How does "lock cmpxchg" work in assembly?

Question

I came across this old (GCC prior to 4.8.3 -- bug 60272) bug report https://gcc.gnu.org/ml/gcc-bugs/2014-02/msg01951.html . This is fixed now. But I have a question regarding this. I compiled the following code snippet

#include <atomic>
struct Node { Node* next; };
void Push(std::atomic<Node*>& head, Node* node)
{
    node->next = head.load();
    while(!head.compare_exchange_weak(node->next, node))
        ;
}

void Pop(std::atomic<Node*>& head){
    for(;;){
        Node* value=head.exchange(nullptr);
        if(value){
            delete value;
            break;
        }
    }
}

with :

g++ -S -std=c++11 -pthread -O3 test.cc -o test.S

The assembly generated has the following ( I put up only the relevant portion):

.....
  4 .L4:
  5   lock cmpxchgq %rsi, (%rdi)
  6   jne .L6
  7   rep ret
  8   .p2align 4,,10
  9   .p2align 3
 10 .L6:
 11   movq  %rax, (%rsi)
 12   jmp .L4
.....

Here's my question. Let's say this code is running concurrently with 2 threads. for T1, line no 5 gets executed then T1 got interrupted and T2 does something which can potentially pop the queue to completion. When OS re-schedules T1, it'll resume from line 6 , where somebody should ** re-evalute** the condition before executing jne . But if it's not re-evaluated, then that can lead to memory corruption.

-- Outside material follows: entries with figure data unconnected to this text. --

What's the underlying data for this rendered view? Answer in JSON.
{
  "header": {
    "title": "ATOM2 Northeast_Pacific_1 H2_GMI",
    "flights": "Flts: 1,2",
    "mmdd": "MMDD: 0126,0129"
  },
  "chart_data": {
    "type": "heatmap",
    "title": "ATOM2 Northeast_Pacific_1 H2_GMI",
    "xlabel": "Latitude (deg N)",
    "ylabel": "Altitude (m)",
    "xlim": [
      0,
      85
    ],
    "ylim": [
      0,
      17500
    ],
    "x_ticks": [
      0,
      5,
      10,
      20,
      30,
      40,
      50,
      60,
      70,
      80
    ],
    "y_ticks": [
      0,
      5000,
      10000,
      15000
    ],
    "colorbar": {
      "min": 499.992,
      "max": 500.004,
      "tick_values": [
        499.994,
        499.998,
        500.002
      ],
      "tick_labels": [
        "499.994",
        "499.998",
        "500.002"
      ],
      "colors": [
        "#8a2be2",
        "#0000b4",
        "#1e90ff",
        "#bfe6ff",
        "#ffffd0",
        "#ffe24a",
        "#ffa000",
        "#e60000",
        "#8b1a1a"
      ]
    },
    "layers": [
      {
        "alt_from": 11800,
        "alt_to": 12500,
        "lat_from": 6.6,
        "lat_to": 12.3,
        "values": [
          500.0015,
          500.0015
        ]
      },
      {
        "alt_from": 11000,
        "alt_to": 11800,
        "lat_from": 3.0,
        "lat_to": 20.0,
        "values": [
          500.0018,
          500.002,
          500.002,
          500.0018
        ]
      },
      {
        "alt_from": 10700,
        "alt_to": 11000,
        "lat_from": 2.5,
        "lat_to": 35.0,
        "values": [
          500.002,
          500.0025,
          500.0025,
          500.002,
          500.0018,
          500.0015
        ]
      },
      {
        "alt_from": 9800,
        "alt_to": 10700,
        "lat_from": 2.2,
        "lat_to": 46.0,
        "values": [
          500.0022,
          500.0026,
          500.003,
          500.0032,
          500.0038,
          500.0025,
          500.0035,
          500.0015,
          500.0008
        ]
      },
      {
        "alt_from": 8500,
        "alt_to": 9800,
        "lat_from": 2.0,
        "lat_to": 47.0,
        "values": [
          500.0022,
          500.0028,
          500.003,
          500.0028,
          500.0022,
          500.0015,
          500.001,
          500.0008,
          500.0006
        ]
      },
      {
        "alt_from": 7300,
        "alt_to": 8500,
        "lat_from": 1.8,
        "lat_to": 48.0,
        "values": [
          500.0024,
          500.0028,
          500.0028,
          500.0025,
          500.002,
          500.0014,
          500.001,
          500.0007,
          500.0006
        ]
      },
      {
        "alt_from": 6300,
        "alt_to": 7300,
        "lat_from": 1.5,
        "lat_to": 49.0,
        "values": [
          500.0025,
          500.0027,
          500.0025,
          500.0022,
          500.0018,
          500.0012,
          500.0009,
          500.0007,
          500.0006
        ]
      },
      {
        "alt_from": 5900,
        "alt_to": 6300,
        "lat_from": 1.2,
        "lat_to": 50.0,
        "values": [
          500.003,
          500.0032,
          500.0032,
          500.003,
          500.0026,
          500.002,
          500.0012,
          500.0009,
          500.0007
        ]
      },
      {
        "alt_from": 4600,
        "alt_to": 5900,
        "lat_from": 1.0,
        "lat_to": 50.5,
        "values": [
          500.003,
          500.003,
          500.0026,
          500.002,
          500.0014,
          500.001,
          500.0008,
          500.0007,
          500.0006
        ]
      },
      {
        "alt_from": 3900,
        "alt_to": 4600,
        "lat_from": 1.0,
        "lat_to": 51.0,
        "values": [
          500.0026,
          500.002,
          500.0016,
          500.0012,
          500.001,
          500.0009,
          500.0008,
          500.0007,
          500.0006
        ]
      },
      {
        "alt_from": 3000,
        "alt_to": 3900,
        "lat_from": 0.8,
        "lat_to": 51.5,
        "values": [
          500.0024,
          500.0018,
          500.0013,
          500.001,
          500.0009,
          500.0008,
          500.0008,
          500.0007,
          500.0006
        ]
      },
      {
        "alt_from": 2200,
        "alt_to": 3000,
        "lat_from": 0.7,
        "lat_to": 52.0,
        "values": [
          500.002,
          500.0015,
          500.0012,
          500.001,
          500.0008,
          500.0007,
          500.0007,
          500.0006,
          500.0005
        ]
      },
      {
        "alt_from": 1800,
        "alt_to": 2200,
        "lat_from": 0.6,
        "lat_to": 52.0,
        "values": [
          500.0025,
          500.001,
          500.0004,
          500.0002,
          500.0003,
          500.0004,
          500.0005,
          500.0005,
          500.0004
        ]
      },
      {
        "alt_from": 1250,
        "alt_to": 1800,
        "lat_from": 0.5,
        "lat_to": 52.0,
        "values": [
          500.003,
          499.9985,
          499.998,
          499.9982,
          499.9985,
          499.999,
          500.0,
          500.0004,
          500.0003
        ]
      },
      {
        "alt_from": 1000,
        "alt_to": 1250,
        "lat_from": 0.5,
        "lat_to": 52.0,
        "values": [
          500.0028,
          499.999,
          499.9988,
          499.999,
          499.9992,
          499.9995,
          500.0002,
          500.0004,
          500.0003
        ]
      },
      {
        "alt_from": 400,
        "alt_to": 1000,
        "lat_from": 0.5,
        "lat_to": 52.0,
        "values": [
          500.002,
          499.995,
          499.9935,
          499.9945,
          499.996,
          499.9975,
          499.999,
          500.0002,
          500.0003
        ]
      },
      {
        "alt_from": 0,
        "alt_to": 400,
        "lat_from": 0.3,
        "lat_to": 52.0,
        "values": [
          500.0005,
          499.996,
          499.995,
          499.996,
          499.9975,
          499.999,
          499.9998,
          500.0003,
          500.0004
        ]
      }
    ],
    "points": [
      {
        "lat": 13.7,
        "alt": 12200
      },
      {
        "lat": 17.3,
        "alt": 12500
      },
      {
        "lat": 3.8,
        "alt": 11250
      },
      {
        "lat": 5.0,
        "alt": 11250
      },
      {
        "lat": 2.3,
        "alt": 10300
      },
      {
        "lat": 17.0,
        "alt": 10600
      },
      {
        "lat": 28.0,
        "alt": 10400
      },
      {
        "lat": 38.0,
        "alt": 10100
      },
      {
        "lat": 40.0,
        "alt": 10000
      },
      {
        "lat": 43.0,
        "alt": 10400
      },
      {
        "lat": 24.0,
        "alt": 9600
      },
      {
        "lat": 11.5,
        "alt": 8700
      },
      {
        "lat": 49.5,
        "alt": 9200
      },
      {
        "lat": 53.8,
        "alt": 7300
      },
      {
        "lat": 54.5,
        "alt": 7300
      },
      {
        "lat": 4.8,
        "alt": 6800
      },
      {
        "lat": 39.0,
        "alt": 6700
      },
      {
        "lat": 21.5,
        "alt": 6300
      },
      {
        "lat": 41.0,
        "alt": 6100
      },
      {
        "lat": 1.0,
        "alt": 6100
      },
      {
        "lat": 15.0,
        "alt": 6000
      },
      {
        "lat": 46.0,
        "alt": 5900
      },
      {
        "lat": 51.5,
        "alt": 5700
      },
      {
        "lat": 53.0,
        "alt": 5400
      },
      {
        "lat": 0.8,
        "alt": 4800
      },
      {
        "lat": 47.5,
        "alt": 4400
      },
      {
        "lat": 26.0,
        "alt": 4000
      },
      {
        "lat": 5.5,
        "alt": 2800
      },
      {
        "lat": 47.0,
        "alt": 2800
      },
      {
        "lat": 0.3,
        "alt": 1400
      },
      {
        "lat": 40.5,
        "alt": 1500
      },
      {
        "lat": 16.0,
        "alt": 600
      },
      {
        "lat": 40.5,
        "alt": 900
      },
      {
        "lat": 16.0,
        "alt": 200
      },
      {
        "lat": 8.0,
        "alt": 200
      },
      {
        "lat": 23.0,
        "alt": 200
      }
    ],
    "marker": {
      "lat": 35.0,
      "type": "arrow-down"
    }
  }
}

Am I thinking in the right direction?

Answer 1

The cmpxchg instruction will set dst only if it matches eax . Otherwise it will jump to L6 which updates eax and restarts the loop. The lock prefix enables exclusive access to any memory operands of the current instruction. In other words this atomically pushes the node until it's successful. The bug was because they were not checking the results initially.